As mentioned earlier, swelling should be expected after this operation. When mild or moderate swelling is present, the body rapidly reabsorbs this. Very occasionally, increased bleeding can lead to more significant swelling and the development of a haematoma (a collection of blood under the skin). If this were to happen, surgical drainage to evacuate this would be required. Ultimately however this should not affect the final outcome.

During the first 2 -3 weeks after surgery, some patients may experience a minor loss of wound adhesion or even chafing of the skin at any point of the incision sites. One of the most common sites is the point where the vertical scar meets the under-breast crease. This is a temporary complication, which will require regular dressing changes initially. Eventually a scab develops over this, which subsequently separates after 3-4 weeks. A padded dressing for a period of a few weeks decreases the likelihood of this occurring. However some distortion of the skin around the scar may ensue. Further revision surgery may be required if necessary.

How long before I'm back to normal?

Patients should always remember that healing is a gradual process. Despite being up and about in a day or two after this type of surgery, you should always try to make provisions to rest in the first few days after surgery. Although many people go back to light work duties by 10-14 days others find it more appropriate to take a further 1-2 weeks to rest. Remember variations do occur in the time individuals take to heal and in fact it may be that you may need a few weeks to pass before you feel yourself again. Walking is helpful in the first 3-4 weeks as this improves the circulation and helps reduce the swelling, as well as the chance of blood clots developing. Heavy lifting or strenuous activity is prohibited in the first 6 weeks after surgery. Overall common sense rules in the recovery period. If what your doing is uncomfortable then don't do it!

Summary

The results of this operation are usually excellent and you can expect less drooping of your breast with nipples in a higher position and a fuller shape in the upper half of your breast. It is important to note however that although immediately after surgery, your new breast will be apparent, the final shape will take approximately six months to fully emerge.

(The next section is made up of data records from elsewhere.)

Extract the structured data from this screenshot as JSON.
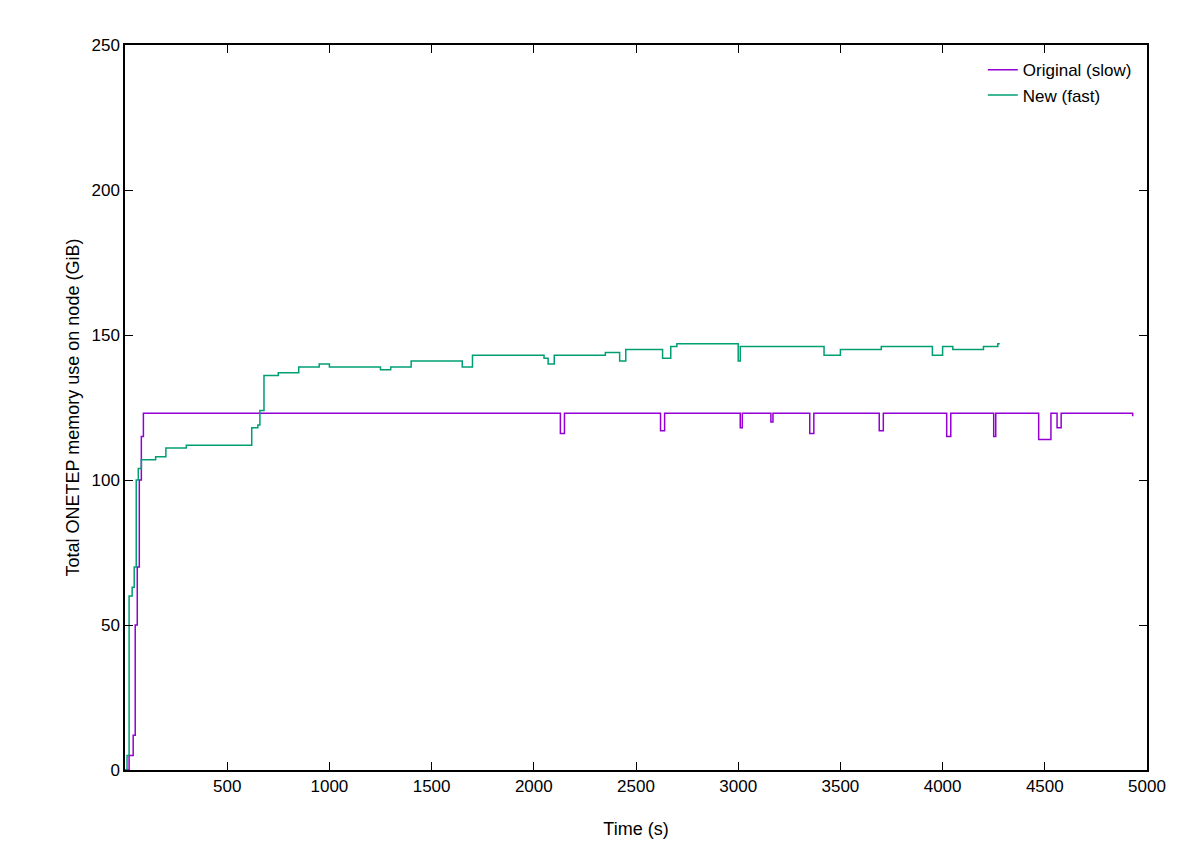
{
  "chart_data": {
    "type": "line",
    "x_label": "Time (s)",
    "y_label": "Total ONETEP memory use on node (GiB)",
    "xlim": [
      0,
      5000
    ],
    "xticks": [
      500,
      1000,
      1500,
      2000,
      2500,
      3000,
      3500,
      4000,
      4500,
      5000
    ],
    "ylim": [
      0,
      250
    ],
    "yticks": [
      0,
      50,
      100,
      150,
      200,
      250
    ],
    "grid": false,
    "legend": "top-right",
    "line_style": "steps",
    "series": [
      {
        "name": "Original (slow)",
        "color": "#9400d3",
        "x": [
          0,
          20,
          40,
          50,
          60,
          70,
          80,
          90,
          2120,
          2130,
          2150,
          2620,
          2640,
          3010,
          3020,
          3160,
          3170,
          3350,
          3370,
          3690,
          3710,
          4020,
          4040,
          4250,
          4260,
          4470,
          4530,
          4560,
          4580,
          4930
        ],
        "values": [
          0,
          5,
          12,
          50,
          70,
          100,
          115,
          123,
          123,
          116,
          123,
          117,
          123,
          118,
          123,
          120,
          123,
          116,
          123,
          117,
          123,
          115,
          123,
          115,
          123,
          114,
          123,
          118,
          123,
          122
        ]
      },
      {
        "name": "New (fast)",
        "color": "#009e73",
        "x": [
          0,
          10,
          20,
          35,
          45,
          55,
          65,
          80,
          150,
          200,
          300,
          600,
          620,
          650,
          660,
          680,
          750,
          850,
          950,
          1000,
          1250,
          1300,
          1400,
          1600,
          1650,
          1700,
          2050,
          2070,
          2100,
          2350,
          2420,
          2450,
          2600,
          2630,
          2670,
          2700,
          2950,
          3000,
          3010,
          3400,
          3420,
          3500,
          3700,
          3900,
          3950,
          4000,
          4050,
          4200,
          4270,
          4280
        ],
        "values": [
          0,
          5,
          60,
          63,
          70,
          100,
          104,
          107,
          108,
          111,
          112,
          112,
          118,
          119,
          124,
          136,
          137,
          139,
          140,
          139,
          138,
          139,
          141,
          141,
          139,
          143,
          142,
          140,
          143,
          144,
          141,
          145,
          145,
          142,
          146,
          147,
          147,
          141,
          146,
          146,
          143,
          145,
          146,
          146,
          143,
          146,
          145,
          146,
          147,
          147
        ]
      }
    ]
  }
}
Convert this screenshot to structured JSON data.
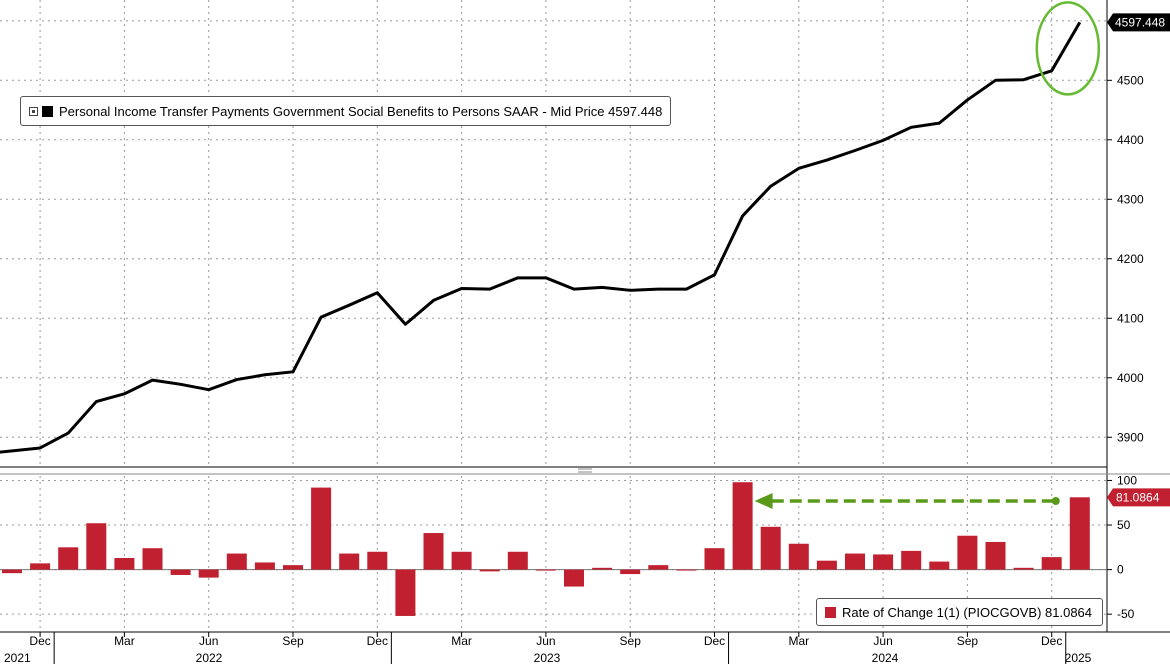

Every effort will be made to make your scars as inconspicuous as possible. Still, it's important to remember that mastopexy scars can be extensive and are permanent. Fortunately however, the scars can usually be placed so that you can wear even low cut tops without these being visible.

Your satisfaction with a breast uplift is likely to be greater if you understand the procedure thoroughly and your expectations are realistic. Whilst a well-performed mastopexy offers you many years of rejuvenated, younger looking breasts, it is important to remember that your breast won't keep firm and pert forever. With time and age, ultimately, gravity will always win the battle.